Aum Badhum’s favourite cow Tsherim broke the fence and grazed over an entire plot of paddy seedlings of Aap Sherub in Toedpisa, Punakha. That evening the two met with their village representative and the issue was resolved amicably.
When paddy transplantation time came, the former, as agreed earlier, compensated Aap Sherub adequately. The incident took place more than a decade ago and the neighbours live in harmony to this day.
But if either of the two did not agree to the settlement, lawyers say there is no specific law that caters to such damage or civil liability cases.
So the proposal of the National Council’s legislative committee to enact a civil liability or torts Act makes sense. If not late, it is certainly timely.

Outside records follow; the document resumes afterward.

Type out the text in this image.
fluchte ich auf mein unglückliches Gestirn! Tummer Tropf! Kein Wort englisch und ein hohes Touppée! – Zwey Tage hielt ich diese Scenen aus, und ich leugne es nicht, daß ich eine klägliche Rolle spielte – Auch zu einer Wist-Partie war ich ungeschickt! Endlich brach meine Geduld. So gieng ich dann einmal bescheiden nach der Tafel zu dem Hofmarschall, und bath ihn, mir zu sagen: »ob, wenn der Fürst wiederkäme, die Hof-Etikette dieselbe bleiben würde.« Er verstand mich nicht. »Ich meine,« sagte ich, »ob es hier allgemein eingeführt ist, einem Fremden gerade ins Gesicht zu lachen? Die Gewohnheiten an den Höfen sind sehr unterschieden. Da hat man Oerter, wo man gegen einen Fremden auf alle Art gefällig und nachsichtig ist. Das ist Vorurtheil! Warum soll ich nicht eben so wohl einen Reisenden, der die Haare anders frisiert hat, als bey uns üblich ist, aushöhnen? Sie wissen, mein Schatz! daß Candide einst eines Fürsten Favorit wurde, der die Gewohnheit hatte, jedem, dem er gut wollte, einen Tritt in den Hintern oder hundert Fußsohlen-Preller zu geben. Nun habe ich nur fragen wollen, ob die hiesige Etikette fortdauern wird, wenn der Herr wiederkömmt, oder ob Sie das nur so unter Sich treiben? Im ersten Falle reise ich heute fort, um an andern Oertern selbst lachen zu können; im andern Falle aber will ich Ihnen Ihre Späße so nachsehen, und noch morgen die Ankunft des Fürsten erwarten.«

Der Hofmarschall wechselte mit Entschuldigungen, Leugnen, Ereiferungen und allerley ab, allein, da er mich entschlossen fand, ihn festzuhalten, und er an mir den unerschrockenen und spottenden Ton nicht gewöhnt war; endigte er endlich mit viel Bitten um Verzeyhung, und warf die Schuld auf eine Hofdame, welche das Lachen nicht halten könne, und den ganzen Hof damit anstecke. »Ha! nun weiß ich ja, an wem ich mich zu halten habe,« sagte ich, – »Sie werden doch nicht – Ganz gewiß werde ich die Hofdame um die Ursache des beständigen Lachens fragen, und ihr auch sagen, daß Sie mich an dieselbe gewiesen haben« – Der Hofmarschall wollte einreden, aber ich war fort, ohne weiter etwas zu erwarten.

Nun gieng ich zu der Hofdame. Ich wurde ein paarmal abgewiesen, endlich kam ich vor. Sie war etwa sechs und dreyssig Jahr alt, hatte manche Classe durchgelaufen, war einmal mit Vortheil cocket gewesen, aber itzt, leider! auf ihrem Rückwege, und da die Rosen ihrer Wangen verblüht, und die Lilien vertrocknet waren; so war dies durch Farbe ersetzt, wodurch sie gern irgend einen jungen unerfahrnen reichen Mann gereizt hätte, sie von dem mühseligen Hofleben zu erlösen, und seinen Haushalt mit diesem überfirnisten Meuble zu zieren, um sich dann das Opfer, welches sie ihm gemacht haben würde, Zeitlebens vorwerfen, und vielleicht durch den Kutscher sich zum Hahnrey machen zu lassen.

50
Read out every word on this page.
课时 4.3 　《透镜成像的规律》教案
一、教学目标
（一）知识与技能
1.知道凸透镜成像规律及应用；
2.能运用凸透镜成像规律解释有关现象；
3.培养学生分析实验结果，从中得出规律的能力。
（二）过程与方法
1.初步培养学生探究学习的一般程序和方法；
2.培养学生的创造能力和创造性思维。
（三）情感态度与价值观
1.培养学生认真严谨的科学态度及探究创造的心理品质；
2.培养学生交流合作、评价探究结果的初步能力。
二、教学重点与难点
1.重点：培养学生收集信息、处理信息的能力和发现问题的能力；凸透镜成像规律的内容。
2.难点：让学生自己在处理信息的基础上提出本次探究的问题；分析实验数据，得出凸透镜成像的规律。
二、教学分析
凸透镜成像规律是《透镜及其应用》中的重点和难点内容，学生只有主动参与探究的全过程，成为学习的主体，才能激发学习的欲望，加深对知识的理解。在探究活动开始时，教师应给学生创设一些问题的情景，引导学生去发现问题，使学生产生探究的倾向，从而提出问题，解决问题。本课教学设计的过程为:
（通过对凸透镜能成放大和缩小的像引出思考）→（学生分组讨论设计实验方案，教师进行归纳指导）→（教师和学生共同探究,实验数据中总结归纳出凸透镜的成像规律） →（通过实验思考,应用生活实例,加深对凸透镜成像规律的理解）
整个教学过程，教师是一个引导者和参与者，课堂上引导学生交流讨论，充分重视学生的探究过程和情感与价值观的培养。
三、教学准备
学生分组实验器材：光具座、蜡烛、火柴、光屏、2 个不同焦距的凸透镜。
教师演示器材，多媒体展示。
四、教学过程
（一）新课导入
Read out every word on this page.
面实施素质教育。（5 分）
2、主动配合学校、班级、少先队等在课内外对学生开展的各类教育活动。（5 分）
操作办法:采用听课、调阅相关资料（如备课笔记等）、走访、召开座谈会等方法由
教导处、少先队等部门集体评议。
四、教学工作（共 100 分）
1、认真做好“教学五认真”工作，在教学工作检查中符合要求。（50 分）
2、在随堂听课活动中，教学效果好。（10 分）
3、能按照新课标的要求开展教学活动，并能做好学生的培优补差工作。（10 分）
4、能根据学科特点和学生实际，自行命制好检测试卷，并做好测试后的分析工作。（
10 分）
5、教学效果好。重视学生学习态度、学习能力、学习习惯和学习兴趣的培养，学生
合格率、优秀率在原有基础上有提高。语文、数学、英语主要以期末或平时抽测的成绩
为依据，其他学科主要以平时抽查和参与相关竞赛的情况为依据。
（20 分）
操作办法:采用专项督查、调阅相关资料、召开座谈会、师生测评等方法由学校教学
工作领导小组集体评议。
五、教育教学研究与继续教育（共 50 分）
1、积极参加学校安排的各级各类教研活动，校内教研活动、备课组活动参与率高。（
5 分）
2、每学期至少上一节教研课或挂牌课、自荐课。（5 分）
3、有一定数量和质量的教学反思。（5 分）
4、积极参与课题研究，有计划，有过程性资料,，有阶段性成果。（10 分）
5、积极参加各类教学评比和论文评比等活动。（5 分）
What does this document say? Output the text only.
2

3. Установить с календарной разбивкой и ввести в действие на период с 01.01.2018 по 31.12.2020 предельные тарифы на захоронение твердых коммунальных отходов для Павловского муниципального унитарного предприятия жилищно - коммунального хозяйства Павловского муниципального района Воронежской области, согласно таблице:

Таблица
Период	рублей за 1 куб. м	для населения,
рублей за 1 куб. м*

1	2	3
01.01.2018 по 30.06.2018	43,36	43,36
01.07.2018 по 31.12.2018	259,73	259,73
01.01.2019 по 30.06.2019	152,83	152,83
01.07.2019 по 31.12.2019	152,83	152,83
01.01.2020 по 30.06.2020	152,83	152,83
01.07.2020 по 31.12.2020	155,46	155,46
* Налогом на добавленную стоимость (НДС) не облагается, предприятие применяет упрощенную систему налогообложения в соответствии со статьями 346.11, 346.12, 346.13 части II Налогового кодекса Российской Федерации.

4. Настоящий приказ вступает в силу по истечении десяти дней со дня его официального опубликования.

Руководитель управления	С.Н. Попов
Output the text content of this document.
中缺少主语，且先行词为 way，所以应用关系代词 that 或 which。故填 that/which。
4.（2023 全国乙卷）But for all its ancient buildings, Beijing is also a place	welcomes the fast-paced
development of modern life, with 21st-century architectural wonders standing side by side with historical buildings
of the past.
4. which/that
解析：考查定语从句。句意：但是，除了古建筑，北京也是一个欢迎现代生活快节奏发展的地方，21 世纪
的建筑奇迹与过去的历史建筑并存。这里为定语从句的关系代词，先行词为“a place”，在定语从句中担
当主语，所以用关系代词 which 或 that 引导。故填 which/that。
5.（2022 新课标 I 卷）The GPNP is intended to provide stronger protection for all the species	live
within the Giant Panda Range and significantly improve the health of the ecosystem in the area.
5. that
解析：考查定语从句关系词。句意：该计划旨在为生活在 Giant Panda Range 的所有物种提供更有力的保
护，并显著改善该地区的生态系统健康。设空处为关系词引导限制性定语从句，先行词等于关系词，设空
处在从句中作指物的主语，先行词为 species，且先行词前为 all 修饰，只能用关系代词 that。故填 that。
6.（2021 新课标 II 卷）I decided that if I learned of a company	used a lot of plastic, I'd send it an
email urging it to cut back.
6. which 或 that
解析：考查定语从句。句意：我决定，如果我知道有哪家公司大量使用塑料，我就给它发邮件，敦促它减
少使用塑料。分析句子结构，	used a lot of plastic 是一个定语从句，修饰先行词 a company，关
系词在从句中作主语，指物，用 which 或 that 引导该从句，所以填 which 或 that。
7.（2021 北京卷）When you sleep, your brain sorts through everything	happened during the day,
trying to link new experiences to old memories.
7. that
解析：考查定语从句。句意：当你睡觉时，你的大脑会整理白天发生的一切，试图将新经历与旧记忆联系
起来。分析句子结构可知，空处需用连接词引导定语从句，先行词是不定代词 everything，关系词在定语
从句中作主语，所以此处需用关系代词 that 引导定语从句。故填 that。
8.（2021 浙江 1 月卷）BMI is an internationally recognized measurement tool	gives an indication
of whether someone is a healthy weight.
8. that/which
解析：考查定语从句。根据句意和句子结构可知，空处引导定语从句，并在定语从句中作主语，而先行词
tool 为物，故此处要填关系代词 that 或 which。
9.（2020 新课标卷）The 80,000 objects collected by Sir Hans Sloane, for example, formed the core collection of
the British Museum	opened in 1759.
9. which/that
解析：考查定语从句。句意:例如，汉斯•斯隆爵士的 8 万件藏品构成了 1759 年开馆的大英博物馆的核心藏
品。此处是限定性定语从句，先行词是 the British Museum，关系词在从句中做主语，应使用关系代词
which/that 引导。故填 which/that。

The committee has done its research and the findings expose the stark and sad reality that we have been living – one that victimises innocent people, families and communities, even the state.
However the problems today are not as simple as compensating with a backload of paddy seedlings which was in the case of Aum Badhum and Aap Sherub some 10 years ago. For instance, young families have lost their only child in the national referral hospital despite the suspicions they raised there was no legal recourse, the legislative committee pointed out.
The primary aim of torts law is to provide relief to injured parties for harms caused by others. It also imposes liability on parties responsible for the harm and deters others from committing harmful acts. The Act shifts the burden of loss from the injured party to the party who is at fault or better suited to bear the burden of the loss.
The tort Act is necessary to institute and enhance corrective and restorative justice for the victims and this proposed legislation will bring about accountability in the system. The case of a woman injured when an electric pole collapsed will be an open and shut case. At present, the only way the woman will get compensated is by fighting a criminal case in court. Lawyers say, otherwise, there is no hope.
The simple lesson from the above anecdote is that our society had a system to fulfil the duty of care placed on the one responsible. If the act is enacted anytime soon, it will go a long way in strengthening such customary ways of resolving disputes in the communities to the national level.
Our society has a hope to become more just and the rule of law will get a better chance with such an Act. For now, even if the judge has the will to deliver justice, the law fails.